Now I have a crafty new name tag that is HUGE so everyone will be able to read my name at the DCMQG meetings.  At the recent meetings I noticed that I can't read the paper ones unless the wearer uses a giant sharpie marker to write their names big and plainly. I was excited to find that there is a challenge in the group discussed on our DC Modern Quilt Guild flickr.com discussion board to make tags and bring the next month.
I hope everyone makes an original name tag for the March 17th meeting so I can really begin to recall and retain some of those names.
Maybe in time I can do a smaller one but the embroidery dictated the size of this name tag. Thanks to Anjeanette for the link to her Pinterest bulletin board for the quilty name tags ideas.

Saturday, February 2, 2013

Shoofly quilt is finally revealed




This has been a fun quilt inspired by an old one in a book and my friend Jason Alexanders the potter's gift of some old fabrics. The two dark plaids of green and blue were my favorites from his old clothes and I set to work right off making this cool block my book calls shoofly. I see other quilts look different with the same name so I guess it is an open title. These half triangle squares are the key and that is what I wanted to practice and this old quilt caught my eye in the book. What ever you call it, I like it and set to work making the blocks and found I had enough fabric to stretch it out to make a nice sized nap quilt. 39 x73.5 inches

Antique quilt from 520 Quick and Easy Patchwork Designs by Kei Kobayashi ©1993
this is the quilt folded to consider the binding fabric hanging on my design wall

working on embroidering a label
boxed the embroidery in a frame for the orange back! 

completed the navy blue plaid binding by hand last night 

on the wall with the label showing

Three orange stripes progress across the field of shoofly diamonds  


I asked for advice about the background on this project and got a bunch of different answers. Yellow, Orange, Blue were all popular but somehow I decided early on that I wanted to pair these masculine dark plaids with a darkish neutral pebble print that look gray. Then the orange diagonal stripes were inserted to give a break in the traditional pattern. I also played with the thinnest stripe when I discovered I could not add a strip that ran from side to bottom without planning it ahead of time. I learned again that a wide strip inserted in the diagonal from side to bottom causes the edges to bump out the width of the strip and no longer meet up with the sides.
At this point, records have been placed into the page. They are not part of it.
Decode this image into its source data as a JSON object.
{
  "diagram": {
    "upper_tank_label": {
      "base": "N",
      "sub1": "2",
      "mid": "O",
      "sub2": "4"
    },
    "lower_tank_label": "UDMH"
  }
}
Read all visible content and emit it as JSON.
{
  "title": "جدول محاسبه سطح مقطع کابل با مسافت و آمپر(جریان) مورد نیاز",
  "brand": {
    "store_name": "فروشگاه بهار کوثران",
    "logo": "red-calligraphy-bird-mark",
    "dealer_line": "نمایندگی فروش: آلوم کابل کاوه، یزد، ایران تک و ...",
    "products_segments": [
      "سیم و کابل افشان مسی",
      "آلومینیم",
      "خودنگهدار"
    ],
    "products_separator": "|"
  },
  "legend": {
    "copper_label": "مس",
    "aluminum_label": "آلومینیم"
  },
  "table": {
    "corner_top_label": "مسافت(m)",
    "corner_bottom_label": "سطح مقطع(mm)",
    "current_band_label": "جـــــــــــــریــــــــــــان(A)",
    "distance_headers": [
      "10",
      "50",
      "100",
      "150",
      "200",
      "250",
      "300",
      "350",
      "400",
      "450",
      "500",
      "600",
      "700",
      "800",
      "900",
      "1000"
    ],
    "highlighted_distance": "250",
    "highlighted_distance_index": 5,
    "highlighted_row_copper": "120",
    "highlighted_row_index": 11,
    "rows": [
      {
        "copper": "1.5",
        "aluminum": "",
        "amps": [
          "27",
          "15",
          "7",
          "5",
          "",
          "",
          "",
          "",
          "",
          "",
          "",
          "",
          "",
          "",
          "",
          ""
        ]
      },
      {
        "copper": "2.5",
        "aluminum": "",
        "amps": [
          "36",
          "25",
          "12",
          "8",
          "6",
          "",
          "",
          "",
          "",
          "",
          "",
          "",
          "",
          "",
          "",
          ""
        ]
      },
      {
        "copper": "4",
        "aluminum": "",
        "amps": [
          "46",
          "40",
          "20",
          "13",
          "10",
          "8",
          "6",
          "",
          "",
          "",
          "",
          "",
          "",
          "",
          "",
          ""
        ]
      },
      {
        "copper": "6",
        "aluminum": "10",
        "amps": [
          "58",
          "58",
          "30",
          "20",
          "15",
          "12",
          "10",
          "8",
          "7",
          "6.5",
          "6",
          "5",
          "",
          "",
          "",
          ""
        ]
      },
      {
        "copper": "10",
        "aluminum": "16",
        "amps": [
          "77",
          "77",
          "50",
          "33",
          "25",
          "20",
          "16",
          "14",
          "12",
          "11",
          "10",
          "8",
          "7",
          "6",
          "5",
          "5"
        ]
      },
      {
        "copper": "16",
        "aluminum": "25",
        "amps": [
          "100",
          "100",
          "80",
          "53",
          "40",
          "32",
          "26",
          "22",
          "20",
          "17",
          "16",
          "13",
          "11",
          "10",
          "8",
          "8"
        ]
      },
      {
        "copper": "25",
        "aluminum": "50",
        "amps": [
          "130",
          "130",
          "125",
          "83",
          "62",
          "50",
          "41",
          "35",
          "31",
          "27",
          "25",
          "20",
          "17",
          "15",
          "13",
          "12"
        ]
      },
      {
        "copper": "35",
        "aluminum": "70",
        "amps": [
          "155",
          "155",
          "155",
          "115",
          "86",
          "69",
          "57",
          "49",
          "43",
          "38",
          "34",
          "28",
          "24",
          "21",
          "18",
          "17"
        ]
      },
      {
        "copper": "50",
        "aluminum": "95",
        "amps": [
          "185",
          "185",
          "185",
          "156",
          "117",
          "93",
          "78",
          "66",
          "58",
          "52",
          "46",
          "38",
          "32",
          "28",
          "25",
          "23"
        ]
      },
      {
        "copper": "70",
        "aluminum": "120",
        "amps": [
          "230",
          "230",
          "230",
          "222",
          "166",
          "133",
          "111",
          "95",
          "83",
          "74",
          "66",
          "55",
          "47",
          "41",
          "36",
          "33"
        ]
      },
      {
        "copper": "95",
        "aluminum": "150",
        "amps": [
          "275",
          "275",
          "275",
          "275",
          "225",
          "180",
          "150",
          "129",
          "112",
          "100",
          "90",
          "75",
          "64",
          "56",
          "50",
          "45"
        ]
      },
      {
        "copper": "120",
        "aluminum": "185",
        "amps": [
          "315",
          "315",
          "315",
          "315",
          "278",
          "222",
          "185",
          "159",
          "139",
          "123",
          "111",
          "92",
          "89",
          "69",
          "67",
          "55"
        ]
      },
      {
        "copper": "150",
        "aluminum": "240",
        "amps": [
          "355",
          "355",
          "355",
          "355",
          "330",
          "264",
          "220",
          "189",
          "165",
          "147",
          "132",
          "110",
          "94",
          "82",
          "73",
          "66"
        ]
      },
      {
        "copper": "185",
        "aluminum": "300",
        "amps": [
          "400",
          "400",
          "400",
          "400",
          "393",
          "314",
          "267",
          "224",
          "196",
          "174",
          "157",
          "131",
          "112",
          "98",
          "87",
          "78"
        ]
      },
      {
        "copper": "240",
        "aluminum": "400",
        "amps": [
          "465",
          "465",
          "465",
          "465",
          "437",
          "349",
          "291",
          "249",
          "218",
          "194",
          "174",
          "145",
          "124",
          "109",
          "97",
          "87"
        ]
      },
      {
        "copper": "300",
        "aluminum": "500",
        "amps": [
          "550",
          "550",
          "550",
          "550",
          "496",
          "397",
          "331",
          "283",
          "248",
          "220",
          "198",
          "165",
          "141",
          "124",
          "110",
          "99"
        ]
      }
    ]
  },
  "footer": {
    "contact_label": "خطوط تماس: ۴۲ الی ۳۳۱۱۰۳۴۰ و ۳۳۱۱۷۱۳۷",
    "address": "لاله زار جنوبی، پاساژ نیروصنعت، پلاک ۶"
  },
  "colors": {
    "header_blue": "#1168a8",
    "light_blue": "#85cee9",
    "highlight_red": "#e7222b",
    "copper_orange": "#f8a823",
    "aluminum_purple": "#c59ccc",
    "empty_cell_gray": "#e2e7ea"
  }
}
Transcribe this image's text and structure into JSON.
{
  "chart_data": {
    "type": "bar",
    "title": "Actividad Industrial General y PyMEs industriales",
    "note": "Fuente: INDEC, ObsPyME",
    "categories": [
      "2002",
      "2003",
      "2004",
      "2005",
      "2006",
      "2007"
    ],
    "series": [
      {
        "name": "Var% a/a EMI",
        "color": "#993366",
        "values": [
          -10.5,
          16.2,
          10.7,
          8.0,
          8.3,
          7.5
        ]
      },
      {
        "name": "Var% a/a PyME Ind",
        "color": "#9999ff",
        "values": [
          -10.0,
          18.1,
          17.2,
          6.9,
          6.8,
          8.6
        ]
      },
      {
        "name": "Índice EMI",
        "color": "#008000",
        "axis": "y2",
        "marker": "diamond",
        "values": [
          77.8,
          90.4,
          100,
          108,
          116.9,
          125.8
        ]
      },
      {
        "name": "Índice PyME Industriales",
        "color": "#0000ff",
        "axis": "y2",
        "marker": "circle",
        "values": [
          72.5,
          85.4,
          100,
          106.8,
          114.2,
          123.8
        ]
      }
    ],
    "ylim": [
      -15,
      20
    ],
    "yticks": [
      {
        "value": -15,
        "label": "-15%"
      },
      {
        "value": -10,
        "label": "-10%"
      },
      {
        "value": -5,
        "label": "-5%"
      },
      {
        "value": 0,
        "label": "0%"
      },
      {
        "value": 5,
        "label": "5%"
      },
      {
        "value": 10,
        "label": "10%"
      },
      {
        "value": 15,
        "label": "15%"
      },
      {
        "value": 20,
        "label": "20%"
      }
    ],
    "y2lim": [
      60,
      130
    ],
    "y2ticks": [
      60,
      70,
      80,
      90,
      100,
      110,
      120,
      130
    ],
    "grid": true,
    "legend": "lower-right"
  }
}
It would have to be planned ahead to keep the edges even.  So I folded this little strip in half and sewed it in like a ribbon. Later I added a piece of cording to round it giving the top a play thing raised up from the surface to fondle. 
Once the top was done I went shopping for a dark backing fabric with my mother. We couldn't find one that suited my vision until we switched course and discovered the bright orange circle print fabric which happened to be on sale for 60% discount! I knew right away that this was the right choice for backing my plaids and pebbles Shoofly quilt.

notice the orange quilting threads in the gray blocks?
I used orange thread in my feather weight sewing machine, quilting in diagonal lines to match the 45ยบ angles of the orange stripes.  I am looking forward to washing it to see it crinkle up and soften for use on these cold winter days ahead. Ground hog says spring is coming sooner than usual this morning he didn't see his shadow!